Von Olaf Koch 08.04.2015, 03:23

Mehre Staustufen am Mortzgraben südlich von Eggersdorf erregen die Gemüter. Errichtet hat die Hindernisse nicht der Mensch, sondern das Tier: hier in Form des Bibers. Jetzt schlägt die Gemeinde Bördeland Alarm und sucht nach Lösungen.

Eggersdorf/Welsleben l Das zukünftige Wappentier wird der Biber in Eggersdorf wohl nicht. Er ist zwar fleißig in seinem Sinne, schlägt Bäume und staut den Mortzgraben, damit er sich schnell frei im Wasser bewegen kann. Doch die Folgen dieses natürlichen Tuns wirken sich inzwischen negativ aus. Wie Gemeinderatsvorsitzender Joachim Renning in einem Pressegespräch berichtet, hat der Biber dort südlich von Eggersdorf zwischen den Schachtteichen und der Kreisstraße inzwischen zehn Staustufen angelegt.

Das Resultat ist deutlich zu sehen: Das gesamte Areal ist überschwemmt, weil sich das Wasser einen neuen Weg abwärts sucht. In Mitleidenschaft gezogen sind nicht nur die angrenzenden Ackerstücke, die so feucht sind, dass sich bald der Reisanbau lohnen würde, sondern auch die Anwohner von Eggersdorf spüren das Wasserproblem.

Im Dorf klagen immer mehr Bürger über einen ansteigenden Grundwasserspiegel. Ob dieser nun auf die Aktivitäten des Bibers zurückzuführen ist oder ob der Grundwasserspiegel generell in diesem Bereich nach oben geht, lässt sich objektiv nicht beurteilen. Doch aus Sicht der Bürger gibt es einen Schuldigen: Es ist der "niedliche Biber", wie es Bördelands Bürgermeister Bernd Nimmich unlängst in einer öffentlichen Gemeinderatssitzung ironisch formulierte.

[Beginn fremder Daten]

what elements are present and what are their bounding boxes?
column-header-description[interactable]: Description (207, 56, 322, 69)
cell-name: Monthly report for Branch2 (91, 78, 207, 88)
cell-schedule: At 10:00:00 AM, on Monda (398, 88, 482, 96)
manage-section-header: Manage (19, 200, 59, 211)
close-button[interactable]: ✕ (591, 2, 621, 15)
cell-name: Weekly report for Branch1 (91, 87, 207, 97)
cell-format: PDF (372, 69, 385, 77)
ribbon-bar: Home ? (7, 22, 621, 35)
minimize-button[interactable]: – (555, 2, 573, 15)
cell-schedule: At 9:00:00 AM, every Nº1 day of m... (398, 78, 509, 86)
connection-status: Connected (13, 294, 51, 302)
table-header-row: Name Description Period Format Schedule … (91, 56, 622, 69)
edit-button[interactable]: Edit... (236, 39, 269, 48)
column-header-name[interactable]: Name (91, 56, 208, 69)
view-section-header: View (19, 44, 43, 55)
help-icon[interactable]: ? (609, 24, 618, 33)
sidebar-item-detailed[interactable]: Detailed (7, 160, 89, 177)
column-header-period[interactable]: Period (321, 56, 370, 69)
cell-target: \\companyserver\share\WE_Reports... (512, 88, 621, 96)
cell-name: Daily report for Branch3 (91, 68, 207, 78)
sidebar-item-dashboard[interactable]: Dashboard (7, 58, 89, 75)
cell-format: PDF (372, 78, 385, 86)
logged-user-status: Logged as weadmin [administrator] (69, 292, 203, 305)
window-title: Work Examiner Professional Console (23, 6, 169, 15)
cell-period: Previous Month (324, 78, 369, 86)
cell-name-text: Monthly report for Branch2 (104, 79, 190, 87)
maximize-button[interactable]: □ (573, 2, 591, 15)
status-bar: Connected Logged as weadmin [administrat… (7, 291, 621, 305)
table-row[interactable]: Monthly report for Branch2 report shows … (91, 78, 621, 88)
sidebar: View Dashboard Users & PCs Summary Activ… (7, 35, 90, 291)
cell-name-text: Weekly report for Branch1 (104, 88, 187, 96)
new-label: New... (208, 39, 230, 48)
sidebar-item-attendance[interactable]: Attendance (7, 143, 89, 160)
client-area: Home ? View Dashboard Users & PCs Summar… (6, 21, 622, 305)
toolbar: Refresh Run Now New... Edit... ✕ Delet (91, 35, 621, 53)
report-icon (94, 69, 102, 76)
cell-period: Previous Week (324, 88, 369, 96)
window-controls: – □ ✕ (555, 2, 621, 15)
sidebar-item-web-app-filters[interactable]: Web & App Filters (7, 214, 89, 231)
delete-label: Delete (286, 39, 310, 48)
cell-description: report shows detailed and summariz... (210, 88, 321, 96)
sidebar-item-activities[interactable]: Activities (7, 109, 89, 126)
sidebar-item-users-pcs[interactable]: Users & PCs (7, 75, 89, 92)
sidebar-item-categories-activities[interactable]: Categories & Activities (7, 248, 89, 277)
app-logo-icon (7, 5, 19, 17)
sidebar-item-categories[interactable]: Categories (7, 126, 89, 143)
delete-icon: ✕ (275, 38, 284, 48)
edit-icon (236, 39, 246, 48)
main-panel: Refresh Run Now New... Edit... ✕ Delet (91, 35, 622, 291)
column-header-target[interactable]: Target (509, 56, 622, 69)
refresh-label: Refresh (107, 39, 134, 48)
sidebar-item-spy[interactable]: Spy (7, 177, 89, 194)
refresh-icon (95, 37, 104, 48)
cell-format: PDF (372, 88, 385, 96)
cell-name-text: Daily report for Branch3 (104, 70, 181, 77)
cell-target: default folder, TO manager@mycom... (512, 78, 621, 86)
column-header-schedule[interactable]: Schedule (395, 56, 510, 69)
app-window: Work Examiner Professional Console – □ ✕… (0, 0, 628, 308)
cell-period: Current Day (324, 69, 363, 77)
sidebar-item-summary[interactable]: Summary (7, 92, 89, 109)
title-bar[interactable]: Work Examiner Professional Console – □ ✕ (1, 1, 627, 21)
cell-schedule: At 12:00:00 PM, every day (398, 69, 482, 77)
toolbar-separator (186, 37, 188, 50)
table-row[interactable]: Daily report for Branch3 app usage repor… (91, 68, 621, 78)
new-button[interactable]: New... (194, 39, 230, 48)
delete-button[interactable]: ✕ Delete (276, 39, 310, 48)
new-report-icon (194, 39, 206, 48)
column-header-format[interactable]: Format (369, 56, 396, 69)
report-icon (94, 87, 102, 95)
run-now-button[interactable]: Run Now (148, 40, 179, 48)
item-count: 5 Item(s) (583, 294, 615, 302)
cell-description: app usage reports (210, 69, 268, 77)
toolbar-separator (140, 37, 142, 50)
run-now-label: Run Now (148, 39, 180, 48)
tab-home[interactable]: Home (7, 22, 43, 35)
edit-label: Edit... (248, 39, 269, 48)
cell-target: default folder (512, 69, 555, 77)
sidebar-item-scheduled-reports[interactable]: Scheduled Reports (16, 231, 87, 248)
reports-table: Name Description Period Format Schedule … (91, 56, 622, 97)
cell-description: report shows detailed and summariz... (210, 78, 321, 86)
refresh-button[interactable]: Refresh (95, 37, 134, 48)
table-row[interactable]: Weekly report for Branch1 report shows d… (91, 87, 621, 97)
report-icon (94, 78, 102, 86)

Volksstimme-Leser Klaus Dieter Schmidt, selbst wohnhaft in Eggersdorf, hat sich die Arbeit gemacht, um die Lage des Grabens und der Ortschaft ins Verhältnis zu setzen. Seinen Informationen nach liegen die Schachtteiche südwestlich des Dorfes in einer Höhe von 57 Meter über dem Meeresspiegel. Der Tränkeplatz von Eggersdorf dagegen liegt bei 54 Meter und damit drei Meter tiefer als der Wasserspiegel der Schachtteiche.

"Das Fazit, was wir allein aus diesen Zahlen definitiv ziehen: Ein hoher Wasserstand in den Schachtteichen bewirkt auch einen hohen Grundwasserstand in der Ortslage Eggersdorf", gibt Bürgermeister Bernd Nimmich zu bedenken. Die Auswirkungen im Bereich der landwirtschaftlichen Flächen und im Dorf machten sich bei extremen Niederschlägen sofort bemerkbar.

Im Pressegespräch mit der Volksstimme verweisen Bürgermeister Nimmich und Ratsvorsitzender Renning darauf, dass die Kommune mit dem Biber im Einklang leben möchten. Beide halten die Fahnen dafür hoch, nicht als Naturbanausen betitelt zu werden. Sie wollen aber die Öffentlichkeit darauf aufmerksam machen, dass die Gemeinde sich mit diesem massiven Problem beschäftigt. Zudem sollen nun auch der Landkreis mit dem Umweltamt und der Naturschutzbund (Nabu) mit der Ortsgruppe Schönebeck ins Boot geholt werden. "Uns geht es um eine einvernehmliche Lösung", bekräftigt Renning.

"Das ist ein Kampf zwischen Mensch und Tier."

Beim Naturschutzbund in Schönebeck ist das Problem von Bördeland bekannt. Wie Günter Rockmann von der Nabu-Ortsgruppe informiert, gibt es in diesem Bereich zwei Biber-Lebensräume: einer nordöstlich von Welsleben und ein zweiter südlich von Eggersdorf. Günter Rockmann berichtet, dass letztens Staustufen am Mortzgraben mehrmals von Unbekannten zerstört wurden. "Das ist ein ewiger Kampf zwischen Mensch und Tier und bringt am Ende gar nichts. Der Biber wird immer wieder alles neu aufbauen", weiß das Mitglied der Nabu-Ortsgruppe zu berichten.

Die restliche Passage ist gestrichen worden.